The Last Dog on Earth wins EWA Network Equality and Diversity Award
EWA Network president Graziella Bildesheim presented the award to The Last Dog on Earth, directed by Nina Kopko and produced by Leticia Friedrich.
"To a project led by women, a first time director with a strong vision, a story set in a future that resonbates with our recent past. This is a black and white picture witha touch of humour, leaving space for a hopeful future.
Leticia said: "Attending When East Meets West for the first time with The Last Dog on Earth was deeply meaningful for me. Bringing a project entirely created, led and driven by women into the Co-Production Forum, and seeing it embraced by the market with three awards, including recognition for gender equality and inclusion, confirmed the strength of our vision and the relevance of building international partnerships rooted in collaboration, care and shared values. We left Trieste stronger, with allies, producers and the certainty that our cinema grows when it crosses borders and joins forces."
LOGLINE:
In the near future, Luana, a forlorn rideshare driver, is just one fare away from affording her long-planned, blissful suicide. But her last passenger is hiding something in his suitcase: a dog named Laika. And in this world, dogs are supposedto be extinct.

DIRECTOR NINA KOPKO
Nina Kopko is a director, screenwriter, acting coach, and script consultant. She was born in 1986 in a small rural town in southern Brazil. She worked in various fields before earning a degree in Film from the Federal
University of Santa Catarina. In 2011, she moved to São Paulo, where she began her professional film career.
She was the assistant director on Invisible Life (dir. Karim Aïnouz, Grand Prix at Un Certain Regard, Cannes Film Festival 2019) and TheSilence of the Sky (dir. Marco Dutra, Special Jury Prize at the Gramado Film Festival 2016). She has written scripts for major Brazilian
networks and streamings such as Globo, Netflix, Paramount+.
She was the casting director for Motel Destino (Aïnouz, 2024) and conducted artistic research for I'm Still Here (dir. Walter Salles, 2024), which won the Academy Award for Best International Feature. Her directorial debut, the short Lunch Break (2021), won over 30 awards. Highlights include Best Short Film at the Havana, Brasília, Rio, Ceará, and Fribourg festivals, among others. The film also was a finalist for the Brazilian Academy Awards and was named Best Brazilian Short of 2021 by the Brazilian Film Critics Association.
In 2024, she wrote and directed two documentary series: The History of a Plant (GNT/Globoplay) and women for Independence (TV Brasil/History Channel).

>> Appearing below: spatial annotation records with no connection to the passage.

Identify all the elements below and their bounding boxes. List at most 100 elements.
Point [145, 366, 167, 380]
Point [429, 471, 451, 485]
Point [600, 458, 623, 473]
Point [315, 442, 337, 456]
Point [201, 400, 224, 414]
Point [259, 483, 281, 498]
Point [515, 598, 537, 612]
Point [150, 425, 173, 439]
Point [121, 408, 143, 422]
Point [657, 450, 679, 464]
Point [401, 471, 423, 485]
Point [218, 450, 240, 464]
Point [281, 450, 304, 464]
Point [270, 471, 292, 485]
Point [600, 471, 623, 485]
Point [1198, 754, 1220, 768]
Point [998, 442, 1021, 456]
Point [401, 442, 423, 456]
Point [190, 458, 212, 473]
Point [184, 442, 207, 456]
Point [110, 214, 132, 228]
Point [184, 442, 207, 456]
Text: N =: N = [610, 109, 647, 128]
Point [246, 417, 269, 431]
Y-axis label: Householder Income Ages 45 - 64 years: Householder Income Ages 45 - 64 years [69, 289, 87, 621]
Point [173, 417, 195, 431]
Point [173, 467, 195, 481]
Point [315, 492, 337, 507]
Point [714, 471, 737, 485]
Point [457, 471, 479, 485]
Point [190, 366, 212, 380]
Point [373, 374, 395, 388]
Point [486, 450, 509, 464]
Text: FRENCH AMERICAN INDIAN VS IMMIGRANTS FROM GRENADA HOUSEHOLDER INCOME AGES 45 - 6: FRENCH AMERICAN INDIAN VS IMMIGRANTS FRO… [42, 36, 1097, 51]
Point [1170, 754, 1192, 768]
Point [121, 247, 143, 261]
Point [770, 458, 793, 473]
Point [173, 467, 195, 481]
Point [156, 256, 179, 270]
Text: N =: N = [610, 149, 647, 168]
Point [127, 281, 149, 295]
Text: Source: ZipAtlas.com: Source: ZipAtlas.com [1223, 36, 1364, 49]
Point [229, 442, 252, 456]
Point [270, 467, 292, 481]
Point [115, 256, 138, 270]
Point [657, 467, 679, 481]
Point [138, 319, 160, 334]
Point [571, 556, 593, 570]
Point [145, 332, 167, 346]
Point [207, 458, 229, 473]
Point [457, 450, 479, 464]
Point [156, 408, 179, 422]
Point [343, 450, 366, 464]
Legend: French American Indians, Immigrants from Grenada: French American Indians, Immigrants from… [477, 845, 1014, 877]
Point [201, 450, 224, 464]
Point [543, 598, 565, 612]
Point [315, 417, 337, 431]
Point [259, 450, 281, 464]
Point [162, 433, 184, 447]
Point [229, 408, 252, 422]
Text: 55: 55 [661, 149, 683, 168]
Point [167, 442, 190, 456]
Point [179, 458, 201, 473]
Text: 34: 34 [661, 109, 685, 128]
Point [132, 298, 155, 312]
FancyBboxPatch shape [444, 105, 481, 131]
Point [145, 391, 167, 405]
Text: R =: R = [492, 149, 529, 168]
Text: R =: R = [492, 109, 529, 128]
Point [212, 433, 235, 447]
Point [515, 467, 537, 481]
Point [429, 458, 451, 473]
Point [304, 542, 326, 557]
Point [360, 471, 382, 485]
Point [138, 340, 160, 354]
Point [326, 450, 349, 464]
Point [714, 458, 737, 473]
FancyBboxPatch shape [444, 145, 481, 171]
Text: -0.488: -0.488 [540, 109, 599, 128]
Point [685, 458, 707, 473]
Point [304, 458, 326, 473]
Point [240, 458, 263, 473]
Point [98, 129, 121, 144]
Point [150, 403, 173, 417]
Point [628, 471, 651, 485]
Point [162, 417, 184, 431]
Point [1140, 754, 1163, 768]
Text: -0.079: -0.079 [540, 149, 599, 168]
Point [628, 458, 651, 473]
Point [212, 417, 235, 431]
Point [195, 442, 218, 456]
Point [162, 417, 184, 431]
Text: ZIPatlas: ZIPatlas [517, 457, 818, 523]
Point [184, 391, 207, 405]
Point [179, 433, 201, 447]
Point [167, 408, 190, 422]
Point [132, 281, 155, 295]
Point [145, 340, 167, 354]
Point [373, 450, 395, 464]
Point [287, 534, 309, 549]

Since 2018, she has been a tutor at the Cena 15 Screenwriting Lab in Fortaleza, Brazil. Among the many projects she has consulted on, highlights include White House (dir. Luciano Vidigal, 2025) and The Intrusion (dir. Flora Dias and Juruna Mallon, 2023).
Since 2016, she has studied acting techniques and directing actors, working as a casting and acting coach on various film and TV projects. She teaches workshops on directing actors and creating complex characters for screenwriting. In 2022, she took part in the screenwriting residency at Cité Internationale des Arts in Paris, supported by Projeto Paradiso. She is a member of the Screenwriting Creative Hub at Vitrine Filmes and was selected for the Berlinale Talents 2025 program at the Berlin International Film Festival.
She is currently writing her first feature film, a science fiction story titled The Last Dog on Earth, produced by Vitrine and Boulevard Filmes. She is also preparing to direct her second short film, The Ant, produced by Sobretudo Produção and Boulevard Filmes.
D I R E C T O R ’ S S T A T E M E N T
During the pandemic, I left São Paulo and unexpectedly became caregiver to an elderly dog named Belinha. At first we were distant, more respect than affection, but sharing isolation changed us. I reorganized my life around her needs, learned to care for her aging body, and found a companionship that reshaped my sense of time and priorities. When she reached seventeen and developed an incurable cancer, I chose the gentlest death I could. Belinha taught me that dying well is part of living well.
This film grows from that bond and from what she revealed about presence, care, and meaning in difficult times. That experience became Luana’s emotional path and the seed of The Last Dog on Earth. Writing it has been a way to process disconnection and loss while searching for what can still make life matter.
The story explores bonds and a flicker of tenderness in a collapsing world. Setting it in the near future is not about futurism, but about how dystopia already shapes our present. We are virtually connected yet increasingly isolated. We live in an exhausted society where empathy erodes daily.
This project resists paralysis not through hope or heroism, but through presence and companionship between two beings. The film is realistic, a drama carried by humor that softens the weight of collapse.
I did what I know how to do: I made a story. Imagining the last dog on Earth might help us see the real with new eyes. And I believe in cinema. In a fractured, over-stimulated world, sitting together in the dark is still an act of connection. Like Luana and Laika in the final image, heading into the unknown. They will not change the world, but they are together, and that means everything.